Oskars beinahe schüchterne Ton ließ ihn weich werden. Immerhin wusste er, dass Oskar nur das Beste für ihn wollte. Langsam wandte er sich zu seinem Freund um und sah ihm in die braunen Augen. Oskar hatte die Stirn besorgt in Falten gelegt und streckte genau in diesem Moment seine Hand nach ihm aus. Matthias beobachtete, wie er kurz seine Hand drückte, aber eilig die Berührung wieder unterbrach. 

„Es tut mir nur so leid, wie sehr er dich verletzt. Ich weiß, dass du ihn liebst und mit ihm zusammen sein willst, aber so behandelt zu werden hast du einfach nicht verdient", sagte Oskar sanft. 

Matthias Herz wurde schwer, denn im Großen und Ganzen stimmte er ihm ja zu. Allerdings konnte Oskar nicht so gut wie er Jonas Reaktion verstehen. Zumindest bis zu einem gewissen Grad. Jonas war oft unsicher und Markus wusste das nur zu gut auszunutzen. 
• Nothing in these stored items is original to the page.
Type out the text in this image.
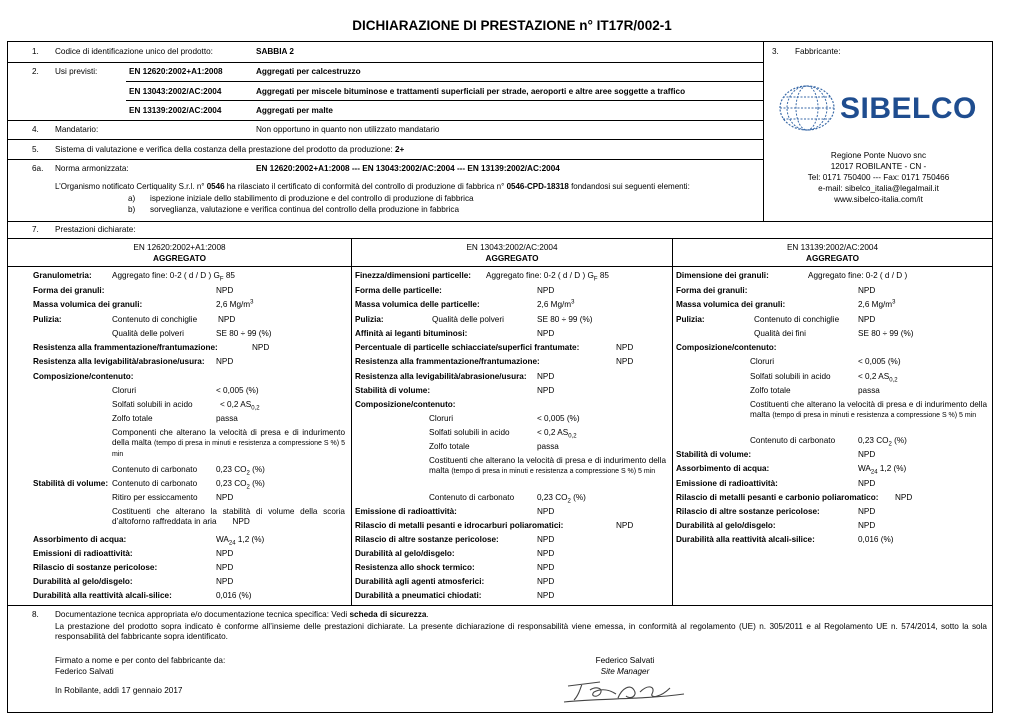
DICHIARAZIONE DI PRESTAZIONE n° IT17R/002-1
1. Codice di identificazione unico del prodotto:	SABBIA 2
2. Usi previsti:	EN 12620:2002+A1:2008	Aggregati per calcestruzzo
EN 13043:2002/AC:2004	Aggregati per miscele bituminose e trattamenti superficiali per strade, aeroporti e altre aree soggette a traffico
EN 13139:2002/AC:2004	Aggregati per malte
3. Fabbricante:
SIBELCO
Regione Ponte Nuovo snc
12017 ROBILANTE - CN -
Tel: 0171 750400 --- Fax: 0171 750466
e-mail: sibelco_italia@legalmail.it
www.sibelco-italia.com/it
4. Mandatario:	Non opportuno in quanto non utilizzato mandatario
5. Sistema di valutazione e verifica della costanza della prestazione del prodotto da produzione: 2+
6a. Norma armonizzata:	EN 12620:2002+A1:2008 --- EN 13043:2002/AC:2004 --- EN 13139:2002/AC:2004
L’Organismo notificato Certiquality S.r.l. n° 0546 ha rilasciato il certificato di conformità del controllo di produzione di fabbrica n° 0546-CPD-18318 fondandosi sui seguenti elementi:
a) ispezione iniziale dello stabilimento di produzione e del controllo di produzione di fabbrica
b) sorveglianza, valutazione e verifica continua del controllo della produzione in fabbrica
7. Prestazioni dichiarate:
EN 12620:2002+A1:2008
AGGREGATO
Granulometria: Aggregato fine: 0-2 ( d / D ) $G_F$ 85
Forma dei granuli:	NPD
Massa volumica dei granuli:	2,6 $Mg/m^3$
Pulizia:	Contenuto di conchiglie	NPD
Qualità delle polveri	SE 80 ÷ 99 (%)
Resistenza alla frammentazione/frantumazione:	NPD
Resistenza alla levigabilità/abrasione/usura: NPD
Composizione/contenuto:
Cloruri	< 0,005 (%)
Solfati solubili in acido	< 0,2 $AS_{0,2}$
Zolfo totale	passa
Componenti che alterano la velocità di presa e di indurimento della malta (tempo di presa in minuti e resistenza a compressione S %) 5 min
Contenuto di carbonato 0,23 $CO_2$ (%)
Stabilità di volume: Contenuto di carbonato 0,23 $CO_2$ (%)
Ritiro per essiccamento NPD
Costituenti che alterano la stabilità di volume della scoria d’altoforno raffreddata in aria NPD
Assorbimento di acqua:	$WA_{24}$ 1,2 (%)
Emissioni di radioattività:	NPD
Rilascio di sostanze pericolose:	NPD
Durabilità al gelo/disgelo:	NPD
Durabilità alla reattività alcali-silice:	0,016 (%)
EN 13043:2002/AC:2004
AGGREGATO
Finezza/dimensioni particelle: Aggregato fine: 0-2 ( d / D ) $G_F$ 85
Forma delle particelle:	NPD
Massa volumica delle particelle:	2,6 $Mg/m^3$
Pulizia:	Qualità delle polveri	SE 80 ÷ 99 (%)
Affinità ai leganti bituminosi:	NPD
Percentuale di particelle schiacciate/superfici frantumate:	NPD
Resistenza alla frammentazione/frantumazione:	NPD
Resistenza alla levigabilità/abrasione/usura: NPD
Stabilità di volume:	NPD
Composizione/contenuto:
Cloruri	< 0,005 (%)
Solfati solubili in acido	< 0,2 $AS_{0,2}$
Zolfo totale	passa
Costituenti che alterano la velocità di presa e di indurimento della malta (tempo di presa in minuti e resistenza a compressione S %) 5 min
Contenuto di carbonato	0,23 $CO_2$ (%)
Emissione di radioattività:	NPD
Rilascio di metalli pesanti e idrocarburi poliaromatici:	NPD
Rilascio di altre sostanze pericolose:	NPD
Durabilità al gelo/disgelo:	NPD
Resistenza allo shock termico:	NPD
Durabilità agli agenti atmosferici:	NPD
Durabilità a pneumatici chiodati:	NPD
EN 13139:2002/AC:2004
AGGREGATO
Dimensione dei granuli:	Aggregato fine: 0-2 ( d / D )
Forma dei granuli:	NPD
Massa volumica dei granuli:	2,6 $Mg/m^3$
Pulizia:	Contenuto di conchiglie NPD
Qualità dei fini	SE 80 ÷ 99 (%)
Composizione/contenuto:
Cloruri	< 0,005 (%)
Solfati solubili in acido	< 0,2 $AS_{0,2}$
Zolfo totale	passa
Costituenti che alterano la velocità di presa e di indurimento della malta (tempo di presa in minuti e resistenza a compressione S %) 5 min
Contenuto di carbonato	0,23 $CO_2$ (%)
Stabilità di volume:	NPD
Assorbimento di acqua:	$WA_{24}$ 1,2 (%)
Emissione di radioattività:	NPD
Rilascio di metalli pesanti e carbonio poliaromatico: NPD
Rilascio di altre sostanze pericolose:	NPD
Durabilità al gelo/disgelo:	NPD
Durabilità alla reattività alcali-silice:	0,016 (%)
8. Documentazione tecnica appropriata e/o documentazione tecnica specifica: Vedi scheda di sicurezza.
La prestazione del prodotto sopra indicato è conforme all’insieme delle prestazioni dichiarate. La presente dichiarazione di responsabilità viene emessa, in conformità al regolamento (UE) n. 305/2011 e al Regolamento UE n. 574/2014, sotto la sola responsabilità del fabbricante sopra identificato.
Firmato a nome e per conto del fabbricante da:
Federico Salvati
In Robilante, addì 17 gennaio 2017
Federico Salvati
Site Manager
„Ich müsste Jonas mal allein erwischen. Ohne diesen Vollidioten", sagte er, gleichzeitig spürte er einen kleinen Stich im Herz. So wie es schien, ging Jonas nirgendwo mehr ohne ihn hin und er schien für ein Gespräch unter vier Augen nicht bereit zu sein. 

„Du hast ihm das doch klar gemacht. Wie oft hast du ihn schon angefleht nach Hause zu kommen? Sicherlich mehr als einmal", sagte Oskar, wieder eine Spur Wut in seiner Stimme. Matthias nickte matt. 

„Vielleicht braucht er ein paar Tage Zeit", sagte er, denn auch wenn er selbst nicht wollte, dass Jonas noch eine Sekunde länger bei Markus war, könnte das auch seine Chance sein. Wenn er Jonas nicht weiter drängte, ihm Zeit ließ, sich zu sortieren, vielleicht würde er dann zur Vernunft kommen. Oder er wurde so sehr von Markus bequatscht und zu Dingen gedrängt, die er eigentlich gar nicht wollte. 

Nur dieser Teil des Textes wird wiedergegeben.